You might also want to read Steven Jones' paper, which you can find here:
http://www.physics.byu.edu/research/energy/htm7.htmlAs you point out in your post 9, the insulation is key to NIST's theory. NIST's testing of the insulation can be found here:
http://wtc.nist.gov/NISTNCSTAR1-6A.pdfIt begins on page 263 (p. 315 of the .pdf).
I don't buy and impact and fire collapse, for various reasons, such as the damage caused by the planes was only reduced the gravity load-bearing capacity by about 15% in each building, the planes' fuel tanks were more than half empty, the fuel burned up in the first 10 minutes anyway, the recovered steel doesn't support NIST's simulation results, the Twin Towers were combustibles-lite, etc. Plus, 7 wasn't hit by a plane, so I can't see what stripped its fireproofing.

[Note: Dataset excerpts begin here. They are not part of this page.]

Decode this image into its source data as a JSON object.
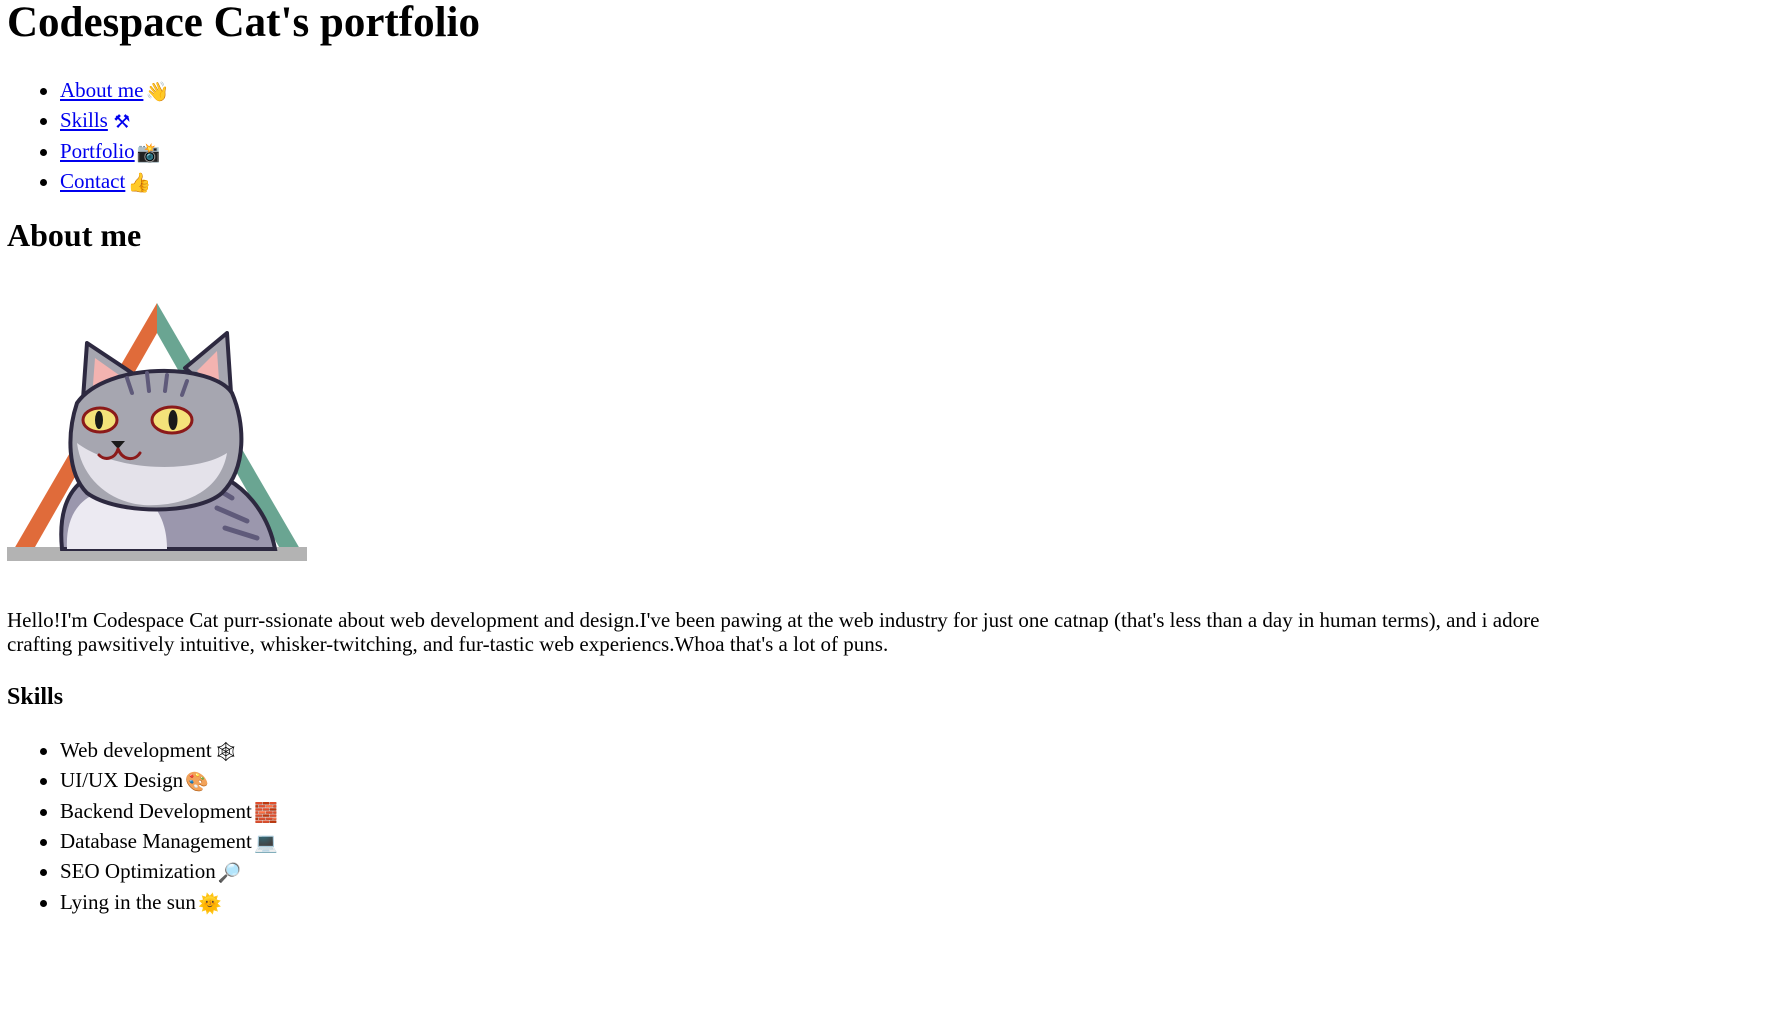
{
  "header": {
    "title": "Codespace Cat's portfolio"
  },
  "nav": {
    "items": [
      {
        "label": "About me",
        "emoji": "👋",
        "icon": "waving-hand-icon"
      },
      {
        "label": "Skills",
        "emoji": "⚒",
        "icon": "hammer-pick-icon"
      },
      {
        "label": "Portfolio",
        "emoji": "📸",
        "icon": "camera-icon"
      },
      {
        "label": "Contact",
        "emoji": "👍",
        "icon": "thumbs-up-icon"
      }
    ]
  },
  "about": {
    "heading": "About me",
    "image_alt": "Codespace Cat avatar in triangle",
    "intro": "Hello!I'm Codespace Cat purr-ssionate about web development and design.I've been pawing at the web industry for just one catnap (that's less than a day in human terms), and i adore crafting pawsitively intuitive, whisker-twitching, and fur-tastic web experiencs.Whoa that's a lot of puns."
  },
  "skills": {
    "heading": "Skills",
    "items": [
      {
        "label": "Web development",
        "emoji": "🕸",
        "icon": "spider-web-icon"
      },
      {
        "label": "UI/UX Design",
        "emoji": "🎨",
        "icon": "palette-icon"
      },
      {
        "label": "Backend Development",
        "emoji": "🧱",
        "icon": "brick-icon"
      },
      {
        "label": "Database Management",
        "emoji": "💻",
        "icon": "laptop-icon"
      },
      {
        "label": "SEO Optimization",
        "emoji": "🔎",
        "icon": "magnifier-icon"
      },
      {
        "label": "Lying in the sun",
        "emoji": "🌞",
        "icon": "sun-icon"
      }
    ]
  },
  "colors": {
    "link": "#0000ee",
    "triangle_left": "#e06b3a",
    "triangle_right": "#6aa592",
    "triangle_base": "#b3b3b3",
    "cat_fur": "#a6a6b0",
    "cat_eye": "#f4e27a"
  }
}
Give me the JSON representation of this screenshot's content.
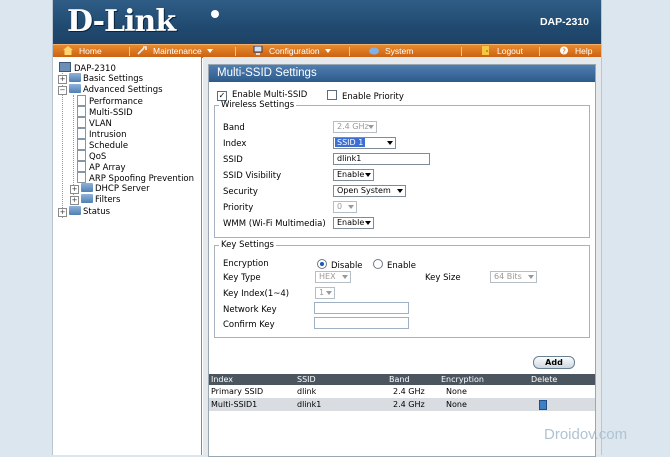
{
  "header": {
    "logo": "D-Link",
    "model": "DAP-2310"
  },
  "menu": [
    {
      "label": "Home",
      "icon": "home-icon"
    },
    {
      "label": "Maintenance",
      "icon": "tools-icon"
    },
    {
      "label": "Configuration",
      "icon": "computer-icon"
    },
    {
      "label": "System",
      "icon": "system-icon"
    },
    {
      "label": "Logout",
      "icon": "logout-icon"
    },
    {
      "label": "Help",
      "icon": "help-icon"
    }
  ],
  "tree": {
    "root": "DAP-2310",
    "basic": "Basic Settings",
    "advanced": "Advanced Settings",
    "children": [
      "Performance",
      "Multi-SSID",
      "VLAN",
      "Intrusion",
      "Schedule",
      "QoS",
      "AP Array",
      "ARP Spoofing Prevention"
    ],
    "dhcp": "DHCP Server",
    "filters": "Filters",
    "status": "Status"
  },
  "panel": {
    "title": "Multi-SSID Settings",
    "enable_multi_ssid": {
      "label": "Enable Multi-SSID",
      "checked": true
    },
    "enable_priority": {
      "label": "Enable Priority",
      "checked": false
    }
  },
  "wireless": {
    "legend": "Wireless Settings",
    "band": {
      "label": "Band",
      "value": "2.4 GHz"
    },
    "index": {
      "label": "Index",
      "value": "SSID 1"
    },
    "ssid": {
      "label": "SSID",
      "value": "dlink1"
    },
    "visibility": {
      "label": "SSID Visibility",
      "value": "Enable"
    },
    "security": {
      "label": "Security",
      "value": "Open System"
    },
    "priority": {
      "label": "Priority",
      "value": "0"
    },
    "wmm": {
      "label": "WMM (Wi-Fi Multimedia)",
      "value": "Enable"
    }
  },
  "key": {
    "legend": "Key Settings",
    "encryption": {
      "label": "Encryption",
      "disable": "Disable",
      "enable": "Enable",
      "selected": "Disable"
    },
    "key_type": {
      "label": "Key Type",
      "value": "HEX"
    },
    "key_size": {
      "label": "Key Size",
      "value": "64 Bits"
    },
    "key_index": {
      "label": "Key Index(1~4)",
      "value": "1"
    },
    "network_key": {
      "label": "Network Key",
      "value": ""
    },
    "confirm_key": {
      "label": "Confirm Key",
      "value": ""
    }
  },
  "add_button": "Add",
  "table": {
    "headers": [
      "Index",
      "SSID",
      "Band",
      "Encryption",
      "Delete"
    ],
    "rows": [
      [
        "Primary SSID",
        "dlink",
        "2.4 GHz",
        "None",
        ""
      ],
      [
        "Multi-SSID1",
        "dlink1",
        "2.4 GHz",
        "None",
        "trash-icon"
      ]
    ]
  },
  "watermark": "Droidov.com"
}
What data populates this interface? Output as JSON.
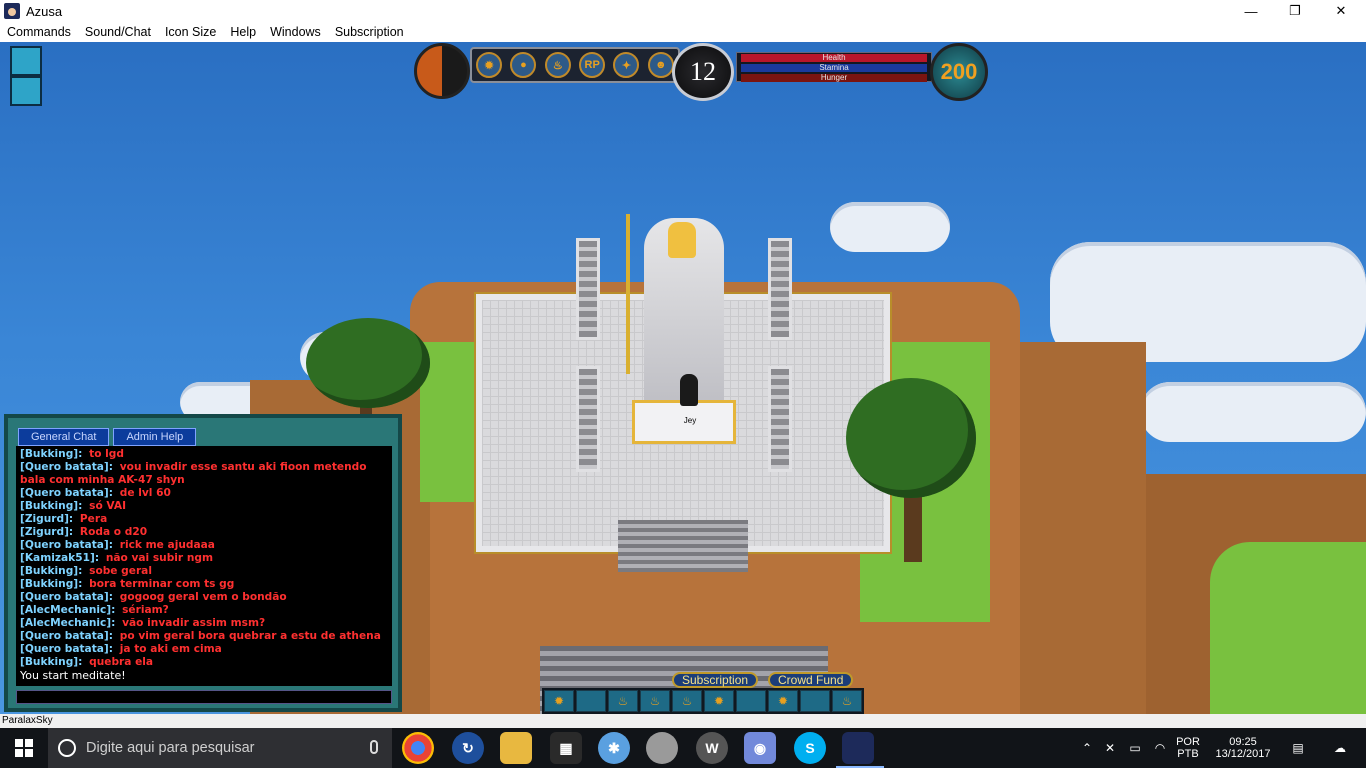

That the hijackers were "right in the middle of the FBI's counterterrorism coverage" is a quote from the 9/11 Commission's staff director, Eleanor Hill; it was broadcast on an edition of MSNBC's Hardball on 21 July 2004. The full quote is:
"Rather than the hijackers being invisible to the FBI, they were, in fact, right in the middle of the FBI's counterterrorism coverage."
By it she means that in the US the hijackers associated with 14 terrorist suspects the FBI investigated before 9/11. I mean that there are more imporant issues than why the WTC collapsed. Also, I'd like to point out that the NSA intercepted some of the hijackers' communications from/to the US.